In the 19th century, the British feared invasion by the French, Germans, terrorists and even aliens. Mike Ashley explains how these concerns were reflected in literature.
In the 19th century, Great Britain might have had the greatest navy in the world and ruled the waves, but the potential of new military technology, such as aerial bombardment or powerful artillery, made the British Isles increasingly vulnerable.
Invasion by tunnel
At the height of the Napoleonic wars between Britain and France, both Britain and France staged farces such as La descente en Angleterre (The Raid on England, 1797) by Jean-Corisandre Mittié and the anonymous The Invasion of England (1803). It was the new technology, though, that was most alarming. The French had first crossed the English Channel by hot air balloon in 1785, and the threat of an aerial invasion fleet was ever present in English minds. This was further aggravated by the idea of a Channel Tunnel, which Napoleon had considered and for which plans had been prepared by Albert Mathieu in 1802.
The Battle of Dorking
In 1871 Lieutenant-Colonel George Tomkyns Chesney caused uproar with the publication of his story ‘The Battle of Dorking’. Chesney believed that Great Britain was unprepared for an armed invasion from Germany, especially after Germany’s unexpected victory in the Franco-Prussian War of 1870-71. The story is told in retrospect from 50 years in the future when a soldier recounts the terrible events to his grandson. Using a powerful new weapon, the German navy destroys the British fleet. They march upon London and the final battle is at Dorking in the Surrey Hills. Germany takes control of Britain, and the Empire is disbanded.
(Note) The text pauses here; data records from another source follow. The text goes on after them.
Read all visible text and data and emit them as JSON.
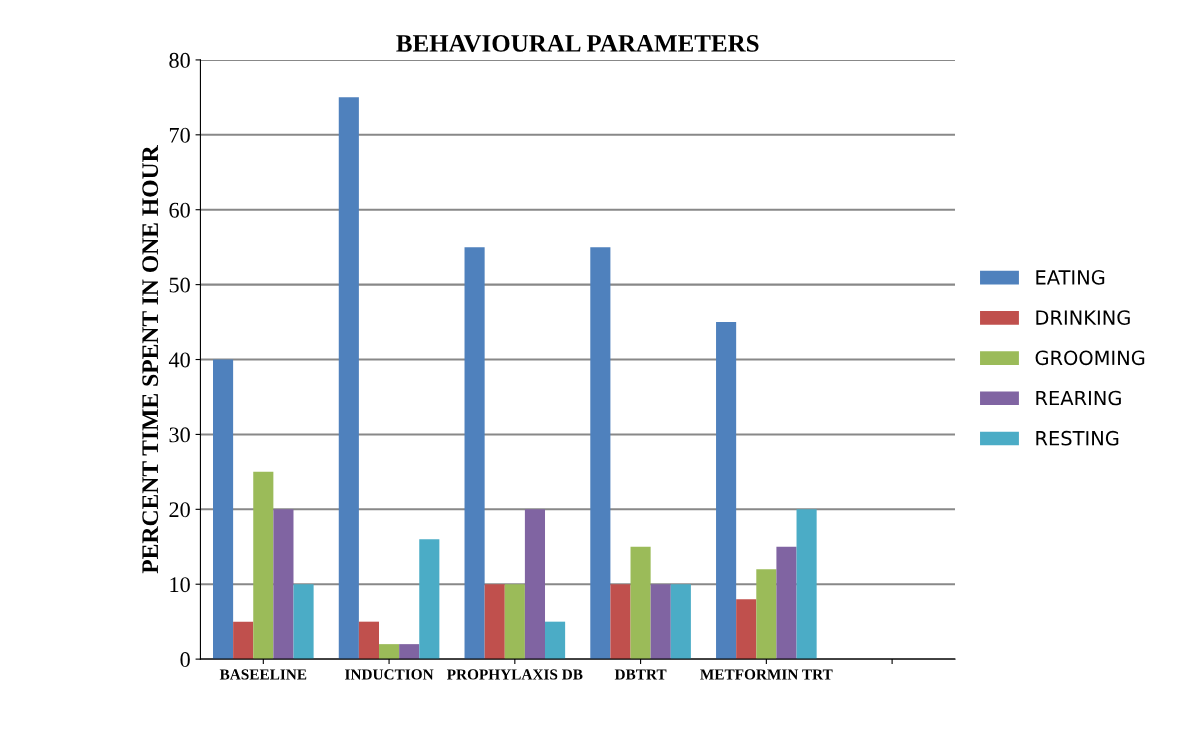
{
  "chart_data": {
    "type": "bar",
    "title": "BEHAVIOURAL PARAMETERS",
    "ylabel": "PERCENT TIME SPENT IN ONE HOUR",
    "categories": [
      "BASEELINE",
      "INDUCTION",
      "PROPHYLAXIS DB",
      "DBTRT",
      "METFORMIN TRT",
      null
    ],
    "series": [
      {
        "name": "EATING",
        "color": "#4f81bd",
        "values": [
          40,
          75,
          55,
          55,
          45,
          null
        ]
      },
      {
        "name": "DRINKING",
        "color": "#c0504d",
        "values": [
          5,
          5,
          10,
          10,
          8,
          null
        ]
      },
      {
        "name": "GROOMING",
        "color": "#9bbb59",
        "values": [
          25,
          2,
          10,
          15,
          12,
          null
        ]
      },
      {
        "name": "REARING",
        "color": "#8064a2",
        "values": [
          20,
          2,
          20,
          10,
          15,
          null
        ]
      },
      {
        "name": "RESTING",
        "color": "#4bacc6",
        "values": [
          10,
          16,
          5,
          10,
          20,
          null
        ]
      }
    ],
    "ylim": [
      0,
      80
    ],
    "yticks": [
      0,
      10,
      20,
      30,
      40,
      50,
      60,
      70,
      80
    ],
    "grid": "y",
    "legend": "right"
  }
}
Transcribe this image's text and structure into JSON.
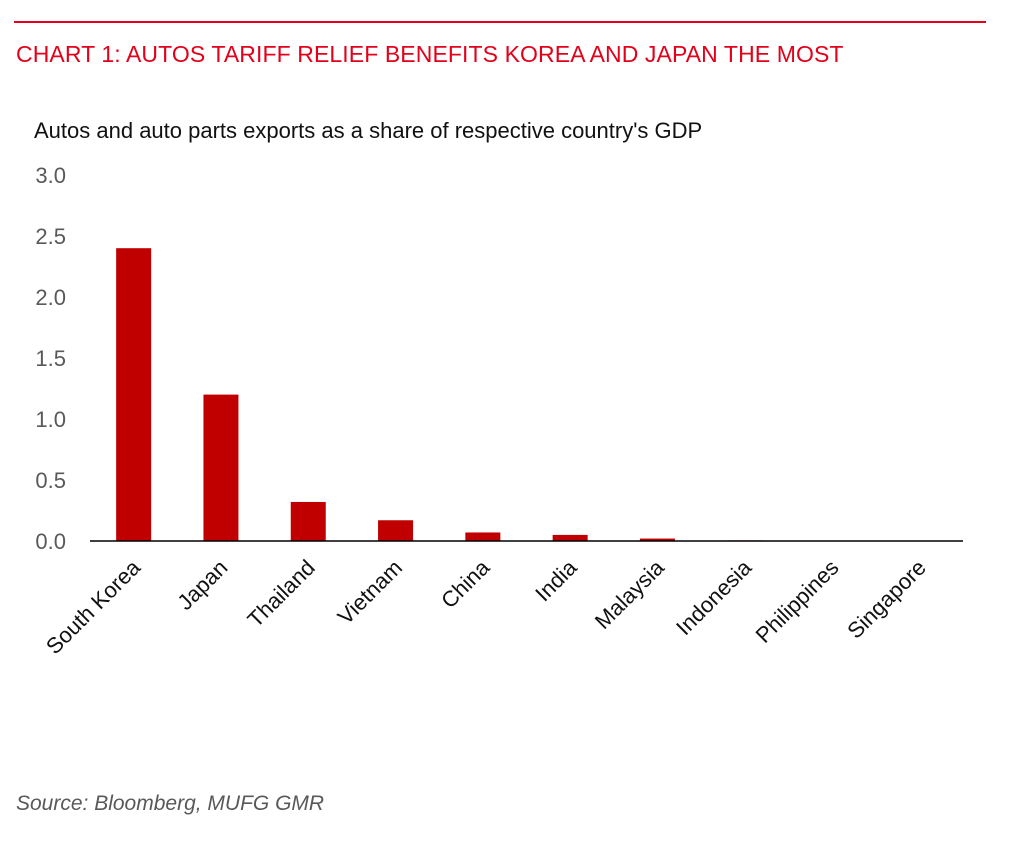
{
  "header": {
    "title": "CHART 1: AUTOS TARIFF RELIEF BENEFITS KOREA AND JAPAN THE MOST",
    "subtitle": "Autos and auto parts exports as a share of respective country's GDP"
  },
  "footer": {
    "source": "Source: Bloomberg, MUFG GMR"
  },
  "colors": {
    "accent": "#e2001a",
    "bar": "#c00000",
    "axis": "#000000",
    "tick_text": "#595959"
  },
  "chart_data": {
    "type": "bar",
    "title": "CHART 1: AUTOS TARIFF RELIEF BENEFITS KOREA AND JAPAN THE MOST",
    "subtitle": "Autos and auto parts exports as a share of respective country's GDP",
    "xlabel": "",
    "ylabel": "",
    "categories": [
      "South Korea",
      "Japan",
      "Thailand",
      "Vietnam",
      "China",
      "India",
      "Malaysia",
      "Indonesia",
      "Philippines",
      "Singapore"
    ],
    "values": [
      2.4,
      1.2,
      0.32,
      0.17,
      0.07,
      0.05,
      0.02,
      0.005,
      0.0,
      0.0
    ],
    "ylim": [
      0,
      3.0
    ],
    "yticks": [
      "0.0",
      "0.5",
      "1.0",
      "1.5",
      "2.0",
      "2.5",
      "3.0"
    ],
    "grid": false,
    "legend": "none"
  }
}
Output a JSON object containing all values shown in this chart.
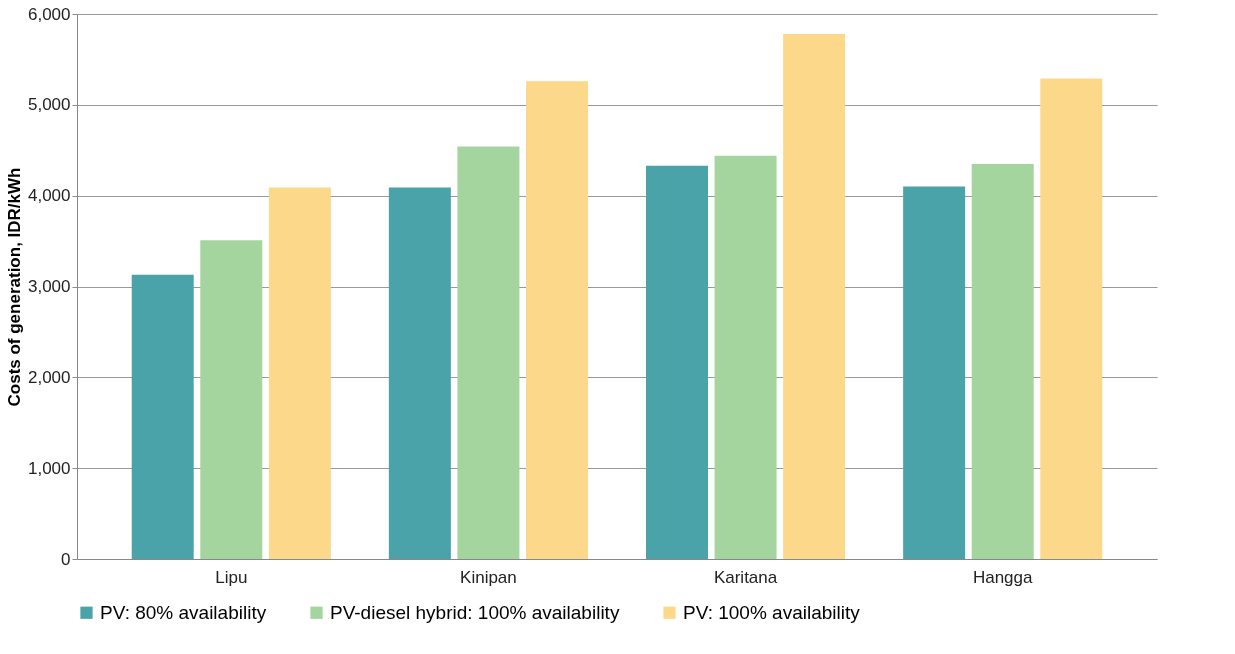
{
  "chart_data": {
    "type": "bar",
    "ylabel": "Costs of generation, IDR/kWh",
    "categories": [
      "Lipu",
      "Kinipan",
      "Karitana",
      "Hangga"
    ],
    "series": [
      {
        "name": "PV: 80% availability",
        "color": "#4aa3a8",
        "values": [
          3130,
          4090,
          4330,
          4100
        ]
      },
      {
        "name": "PV-diesel hybrid: 100% availability",
        "color": "#a5d59e",
        "values": [
          3510,
          4540,
          4440,
          4350
        ]
      },
      {
        "name": "PV: 100% availability",
        "color": "#fcd98a",
        "values": [
          4090,
          5260,
          5780,
          5290
        ]
      }
    ],
    "ylim": [
      0,
      6000
    ],
    "yticks": [
      {
        "value": 0,
        "label": "0"
      },
      {
        "value": 1000,
        "label": "1,000"
      },
      {
        "value": 2000,
        "label": "2,000"
      },
      {
        "value": 3000,
        "label": "3,000"
      },
      {
        "value": 4000,
        "label": "4,000"
      },
      {
        "value": 5000,
        "label": "5,000"
      },
      {
        "value": 6000,
        "label": "6,000"
      }
    ],
    "grid": "y",
    "legend": "bottom"
  }
}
The reaction to the story was immediate. The British, having grown complacent with their military superiority, were horrified, and the government had to reassure the public that plans to review the army were already in hand. Chesney’s alarmist story had catapulted the genre of future-war fiction into the public arena.
The terrorist threat
The twin ideas of the super-inventor and future war came together at the end of the 19th century with a number of novels in which a scientist creates a machine with which he is able to hold the world to ransom. Jules Verne had sown the seed for this with Vingt mille lieues sous les mers (20,000 Leagues Under the Sea, 1870) where Captain Nemo uses his submarine, the Nautilus, to attack British ships in his hatred of the British.
The ultimate threat
It was left to H G Wells to develop the popularity of the invasion-threat novel by having the ultimate invader, the Martians, in The War of the Worlds (1898). Wells' Martians are technologically superior to anything Earth can throw at them and show that, in the future, whoever is the most scientifically advanced will hold the upper hand in any combat.